El presidente del Gobierno reafirmó su intención de avanzar en la lucha contra la violencia de género y consideró que el maltrato a las mujeres es «impropio e inasumible» en una sociedad como la europea. El líder socialista subrayó que las sociedades «más avanzadas» son las que logran la igualdad entre hombres y mujeres y las que «son activas y militantes en contra de lo que representa la violencia de género».
La inmigración estuvo presente entre los reproches que, a lo largo de una sesión de tres horas, le lanzaron varios eurodiputados a Zapatero. El Presidente aseguró que es «rotundamente falso» que sea partidario de la inmigración masiva, pero se declaró «partidario de respetar masivamente los Derechos Humanos de todas las personas, vengan de donde vengan». Poco después, en rueda de prensa, añadió que este principio «no debería llamar la atención en Europa» y que si lo hace es algo «preocupante».

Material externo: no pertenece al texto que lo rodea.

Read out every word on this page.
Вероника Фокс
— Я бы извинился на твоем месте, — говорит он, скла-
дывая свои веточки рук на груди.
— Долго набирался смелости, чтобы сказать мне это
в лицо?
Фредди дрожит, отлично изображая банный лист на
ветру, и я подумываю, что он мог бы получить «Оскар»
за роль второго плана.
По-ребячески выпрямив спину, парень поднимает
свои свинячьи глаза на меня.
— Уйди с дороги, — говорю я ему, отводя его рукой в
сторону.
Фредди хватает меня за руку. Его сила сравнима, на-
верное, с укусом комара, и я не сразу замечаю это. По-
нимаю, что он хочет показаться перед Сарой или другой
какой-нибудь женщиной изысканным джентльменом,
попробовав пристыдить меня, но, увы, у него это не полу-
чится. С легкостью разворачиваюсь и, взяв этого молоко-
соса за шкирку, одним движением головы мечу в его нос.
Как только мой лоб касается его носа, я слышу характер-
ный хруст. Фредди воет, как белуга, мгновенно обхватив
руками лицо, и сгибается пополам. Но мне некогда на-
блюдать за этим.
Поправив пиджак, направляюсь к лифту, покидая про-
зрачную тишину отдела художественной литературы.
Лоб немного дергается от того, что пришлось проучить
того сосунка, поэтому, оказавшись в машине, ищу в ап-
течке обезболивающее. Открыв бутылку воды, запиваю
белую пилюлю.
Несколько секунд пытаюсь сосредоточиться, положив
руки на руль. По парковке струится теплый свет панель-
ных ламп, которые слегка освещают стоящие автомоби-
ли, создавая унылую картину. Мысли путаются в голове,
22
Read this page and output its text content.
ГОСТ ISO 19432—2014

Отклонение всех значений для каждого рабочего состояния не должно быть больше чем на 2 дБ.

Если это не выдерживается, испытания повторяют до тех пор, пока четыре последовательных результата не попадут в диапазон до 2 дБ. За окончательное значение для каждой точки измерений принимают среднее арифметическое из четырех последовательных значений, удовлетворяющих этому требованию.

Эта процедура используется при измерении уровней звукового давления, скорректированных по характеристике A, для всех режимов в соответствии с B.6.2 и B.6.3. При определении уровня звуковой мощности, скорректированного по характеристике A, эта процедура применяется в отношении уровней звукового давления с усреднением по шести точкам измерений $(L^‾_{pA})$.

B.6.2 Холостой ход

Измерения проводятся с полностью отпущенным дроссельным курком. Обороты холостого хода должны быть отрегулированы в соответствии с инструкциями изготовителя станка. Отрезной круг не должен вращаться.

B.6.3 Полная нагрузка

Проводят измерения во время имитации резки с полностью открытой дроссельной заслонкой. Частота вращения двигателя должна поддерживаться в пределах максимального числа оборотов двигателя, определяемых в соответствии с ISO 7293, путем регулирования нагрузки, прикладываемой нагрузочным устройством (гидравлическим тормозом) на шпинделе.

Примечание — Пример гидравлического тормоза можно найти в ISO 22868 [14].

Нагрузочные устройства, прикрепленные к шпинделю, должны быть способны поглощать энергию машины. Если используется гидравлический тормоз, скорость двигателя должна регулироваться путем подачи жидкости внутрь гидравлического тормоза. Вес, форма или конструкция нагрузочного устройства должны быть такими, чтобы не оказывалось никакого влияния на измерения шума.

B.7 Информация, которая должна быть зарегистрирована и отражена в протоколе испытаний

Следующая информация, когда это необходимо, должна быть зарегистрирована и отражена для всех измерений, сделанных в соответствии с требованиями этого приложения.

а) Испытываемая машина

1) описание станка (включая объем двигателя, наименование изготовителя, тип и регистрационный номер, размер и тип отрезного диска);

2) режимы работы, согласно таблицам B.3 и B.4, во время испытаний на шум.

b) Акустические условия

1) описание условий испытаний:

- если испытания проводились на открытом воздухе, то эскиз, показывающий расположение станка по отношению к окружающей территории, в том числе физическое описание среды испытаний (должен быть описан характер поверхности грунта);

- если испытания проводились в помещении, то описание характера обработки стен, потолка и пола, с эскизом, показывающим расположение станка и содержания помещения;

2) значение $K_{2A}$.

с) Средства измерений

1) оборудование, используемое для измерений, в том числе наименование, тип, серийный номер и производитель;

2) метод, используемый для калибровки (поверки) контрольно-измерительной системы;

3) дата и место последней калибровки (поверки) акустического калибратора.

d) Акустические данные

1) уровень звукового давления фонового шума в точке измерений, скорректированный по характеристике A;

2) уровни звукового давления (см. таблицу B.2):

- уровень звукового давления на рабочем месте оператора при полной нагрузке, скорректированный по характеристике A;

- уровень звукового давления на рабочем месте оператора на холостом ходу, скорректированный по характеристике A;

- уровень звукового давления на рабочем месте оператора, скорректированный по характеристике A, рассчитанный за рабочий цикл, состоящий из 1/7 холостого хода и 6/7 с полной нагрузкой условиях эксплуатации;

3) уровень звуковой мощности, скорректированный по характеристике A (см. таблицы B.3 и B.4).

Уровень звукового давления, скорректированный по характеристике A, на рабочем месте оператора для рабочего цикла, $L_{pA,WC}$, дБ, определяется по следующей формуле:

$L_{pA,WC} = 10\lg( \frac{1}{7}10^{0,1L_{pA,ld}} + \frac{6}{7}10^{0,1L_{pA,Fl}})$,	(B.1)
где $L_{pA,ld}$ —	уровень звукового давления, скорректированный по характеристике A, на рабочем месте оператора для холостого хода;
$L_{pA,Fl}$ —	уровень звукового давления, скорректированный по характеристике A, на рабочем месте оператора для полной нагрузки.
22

En el plano de la política mediterránea, defendido la celebración de la primera cumbre entre la UE y Marruecos este semestre porque «dar la mano es mejor que cerrar la puerta». Tras considerar que Marruecos tiene un «interés estratégico para la UE», Zapatero defendió ayudar al país a avanzar en su proceso de modernización a través del diálogo y la cooperación.
El presidente semestral del Consejo de la UE no quiso entrar en el conflicto del Sahara Occidental: «Dejemos a quien corresponde, a Naciones Unidas, arbitrar el conflicto del Sahara, que dé los pasos que España apoya y respeta», se limitó a señalar. Por otra parte, fijó como condición «fundamental» para el relanzamiento del diálogo en Oriente Medio el reconocimiento de un Estado palestino.